Which reminds me of the male bartender at Arnie's Eating & Drinking Saloon who, in a story in Thursday's paper, claimed that he made from $200 to $275 in tips on a weekend night before the ban took effect. (He says he makes $110 to $150 now.)
Two thoughts went through my mind when I read that: 1) Deb, who works at a popular restaurant and is our favorite server because of her strong work ethic, told us a few days earlier that $100 in tips is a good day for her; and 2) I'd like to see how much he reported in tips on last year's income-tax form, just to make sure his figures jibe.
While I am encouraged that Sylvania officials are discussing the possibility of a ban, I can't help but think that they are asking for trouble if they make their ban less restrictive than Toledo's. Trying to appease bar owners will increase the hassle factor; Toledo Mayor Jack Ford learned that the hard way.
So with that in mind, I repeat this Drop from 2003: Andrew Schuman, who spearheaded a successful ballot measure that banned smoking in most public places in Bowling Green, says if he had it to do over again, he would have worded the initiative so that there wouldn't be any exceptions.
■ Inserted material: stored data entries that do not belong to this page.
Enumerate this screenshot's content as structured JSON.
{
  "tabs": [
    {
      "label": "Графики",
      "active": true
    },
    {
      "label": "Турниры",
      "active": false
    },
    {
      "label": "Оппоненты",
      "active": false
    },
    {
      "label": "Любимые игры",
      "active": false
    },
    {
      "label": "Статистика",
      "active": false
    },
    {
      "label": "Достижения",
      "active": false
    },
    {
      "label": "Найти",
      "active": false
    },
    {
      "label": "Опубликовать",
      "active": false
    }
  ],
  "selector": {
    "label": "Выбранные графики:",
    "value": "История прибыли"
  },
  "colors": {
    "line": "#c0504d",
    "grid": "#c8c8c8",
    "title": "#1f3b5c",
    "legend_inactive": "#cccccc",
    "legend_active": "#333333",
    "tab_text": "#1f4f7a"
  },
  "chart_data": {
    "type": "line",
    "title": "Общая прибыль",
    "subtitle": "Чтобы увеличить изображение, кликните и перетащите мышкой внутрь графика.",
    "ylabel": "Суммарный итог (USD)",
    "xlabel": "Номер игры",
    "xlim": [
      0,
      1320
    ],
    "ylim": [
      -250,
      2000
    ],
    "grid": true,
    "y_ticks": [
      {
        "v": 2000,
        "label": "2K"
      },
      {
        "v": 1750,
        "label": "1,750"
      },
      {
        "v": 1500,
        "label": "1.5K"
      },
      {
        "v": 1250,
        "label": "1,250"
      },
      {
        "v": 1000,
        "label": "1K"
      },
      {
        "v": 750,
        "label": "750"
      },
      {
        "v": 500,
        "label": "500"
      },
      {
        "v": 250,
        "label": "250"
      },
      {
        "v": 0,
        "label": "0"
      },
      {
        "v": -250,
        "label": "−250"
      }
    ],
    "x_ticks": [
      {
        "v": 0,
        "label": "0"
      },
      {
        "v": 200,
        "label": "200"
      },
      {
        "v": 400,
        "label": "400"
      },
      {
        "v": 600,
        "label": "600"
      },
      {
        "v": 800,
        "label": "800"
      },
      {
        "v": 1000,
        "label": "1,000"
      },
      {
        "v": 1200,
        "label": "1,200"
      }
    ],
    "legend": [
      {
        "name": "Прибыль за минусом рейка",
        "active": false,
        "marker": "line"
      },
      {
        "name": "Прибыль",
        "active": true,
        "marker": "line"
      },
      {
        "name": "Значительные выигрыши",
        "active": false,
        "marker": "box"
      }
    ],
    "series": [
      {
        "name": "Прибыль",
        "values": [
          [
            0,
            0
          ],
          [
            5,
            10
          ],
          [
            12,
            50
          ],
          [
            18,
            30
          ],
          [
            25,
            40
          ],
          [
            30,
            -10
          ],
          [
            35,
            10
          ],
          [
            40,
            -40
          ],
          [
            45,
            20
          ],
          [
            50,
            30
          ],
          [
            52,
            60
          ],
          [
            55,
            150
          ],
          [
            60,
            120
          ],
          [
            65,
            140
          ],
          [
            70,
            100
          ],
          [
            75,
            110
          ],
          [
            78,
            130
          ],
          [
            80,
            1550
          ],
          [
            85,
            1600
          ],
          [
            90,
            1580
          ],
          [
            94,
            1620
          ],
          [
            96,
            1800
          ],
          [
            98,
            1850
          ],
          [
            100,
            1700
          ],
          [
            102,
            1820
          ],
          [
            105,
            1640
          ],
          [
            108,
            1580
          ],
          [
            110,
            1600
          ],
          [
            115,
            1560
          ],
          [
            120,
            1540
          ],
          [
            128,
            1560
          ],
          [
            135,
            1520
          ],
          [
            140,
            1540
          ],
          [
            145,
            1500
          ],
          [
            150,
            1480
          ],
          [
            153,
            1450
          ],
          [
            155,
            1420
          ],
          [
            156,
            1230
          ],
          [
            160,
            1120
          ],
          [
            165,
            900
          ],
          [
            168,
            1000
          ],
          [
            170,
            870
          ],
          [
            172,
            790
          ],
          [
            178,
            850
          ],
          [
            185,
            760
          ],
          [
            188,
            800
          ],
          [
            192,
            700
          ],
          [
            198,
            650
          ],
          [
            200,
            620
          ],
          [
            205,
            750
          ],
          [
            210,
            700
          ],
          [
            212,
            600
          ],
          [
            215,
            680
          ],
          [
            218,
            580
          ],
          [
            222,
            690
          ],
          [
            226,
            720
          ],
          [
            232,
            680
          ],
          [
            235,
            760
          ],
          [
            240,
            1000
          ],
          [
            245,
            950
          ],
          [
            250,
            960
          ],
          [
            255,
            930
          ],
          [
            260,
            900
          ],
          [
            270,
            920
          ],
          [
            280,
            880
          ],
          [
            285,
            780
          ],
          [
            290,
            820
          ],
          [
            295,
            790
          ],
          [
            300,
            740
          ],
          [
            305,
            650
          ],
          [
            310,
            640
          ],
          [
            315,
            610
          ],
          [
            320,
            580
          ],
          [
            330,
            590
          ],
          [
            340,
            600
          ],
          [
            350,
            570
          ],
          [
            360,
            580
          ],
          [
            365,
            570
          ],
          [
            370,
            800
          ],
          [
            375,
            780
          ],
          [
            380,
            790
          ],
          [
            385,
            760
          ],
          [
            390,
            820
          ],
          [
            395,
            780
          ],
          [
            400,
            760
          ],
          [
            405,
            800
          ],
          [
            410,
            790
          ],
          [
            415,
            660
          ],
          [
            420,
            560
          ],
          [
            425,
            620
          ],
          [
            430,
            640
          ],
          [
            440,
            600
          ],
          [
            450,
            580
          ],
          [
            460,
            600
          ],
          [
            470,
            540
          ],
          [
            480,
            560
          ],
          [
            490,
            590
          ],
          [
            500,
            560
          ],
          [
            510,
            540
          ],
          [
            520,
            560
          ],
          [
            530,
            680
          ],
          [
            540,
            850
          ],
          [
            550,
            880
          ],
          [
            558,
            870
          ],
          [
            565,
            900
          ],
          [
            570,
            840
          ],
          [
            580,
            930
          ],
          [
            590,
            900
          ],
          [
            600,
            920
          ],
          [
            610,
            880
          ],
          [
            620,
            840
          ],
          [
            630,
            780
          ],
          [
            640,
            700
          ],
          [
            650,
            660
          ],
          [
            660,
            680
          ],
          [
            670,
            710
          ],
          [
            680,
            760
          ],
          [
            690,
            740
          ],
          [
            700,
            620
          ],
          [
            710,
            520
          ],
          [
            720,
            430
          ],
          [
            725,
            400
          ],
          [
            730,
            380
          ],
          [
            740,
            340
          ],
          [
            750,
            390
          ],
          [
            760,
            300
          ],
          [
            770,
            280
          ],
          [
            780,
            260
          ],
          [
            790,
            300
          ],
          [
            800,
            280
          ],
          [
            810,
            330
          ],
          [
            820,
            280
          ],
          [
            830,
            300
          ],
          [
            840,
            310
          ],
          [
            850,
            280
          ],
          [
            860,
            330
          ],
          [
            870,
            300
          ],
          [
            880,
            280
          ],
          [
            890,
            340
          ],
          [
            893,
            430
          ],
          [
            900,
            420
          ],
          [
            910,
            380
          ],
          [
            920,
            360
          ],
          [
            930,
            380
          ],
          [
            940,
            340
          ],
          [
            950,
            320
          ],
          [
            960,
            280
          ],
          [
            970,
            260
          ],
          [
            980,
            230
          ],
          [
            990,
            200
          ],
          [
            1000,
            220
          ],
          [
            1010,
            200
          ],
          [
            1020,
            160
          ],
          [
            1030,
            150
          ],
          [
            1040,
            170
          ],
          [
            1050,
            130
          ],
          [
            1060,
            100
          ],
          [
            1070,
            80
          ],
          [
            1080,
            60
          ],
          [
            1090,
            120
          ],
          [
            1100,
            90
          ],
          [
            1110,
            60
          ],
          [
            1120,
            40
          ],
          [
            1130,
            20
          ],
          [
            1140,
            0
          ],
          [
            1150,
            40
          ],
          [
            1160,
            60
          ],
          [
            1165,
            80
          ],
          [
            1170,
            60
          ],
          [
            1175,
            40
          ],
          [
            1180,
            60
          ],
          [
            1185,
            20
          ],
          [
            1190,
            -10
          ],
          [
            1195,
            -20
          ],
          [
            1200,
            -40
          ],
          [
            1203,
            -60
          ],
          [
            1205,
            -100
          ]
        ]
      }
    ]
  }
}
Where does the nation's largest cigarette company stand on smoking bans? On its corporate Web site, Philip Morris USA says it believes that "the conclusions of public health officials concerning environmental tobacco smoke are sufficient to warrant measures that regulate smoking in public places."
The way I see it, the petition represents a no-win situation for those who oppose the ban. If initiative makes the ballot in November, it will be soundly rejected. But a more humbling loss would be the failure to gather enough valid signatures to qualify for the ballot.
If only the rebel bar owners realized there's no turning back. Their time would be better spent trying to convince suburban communities to adopt a similar ban, thereby leveling the playing field, than working to modify Toledo's law. Unfortunately, they probably won't realize how much time they've wasted until Ohio adopts a statewide smoking ban.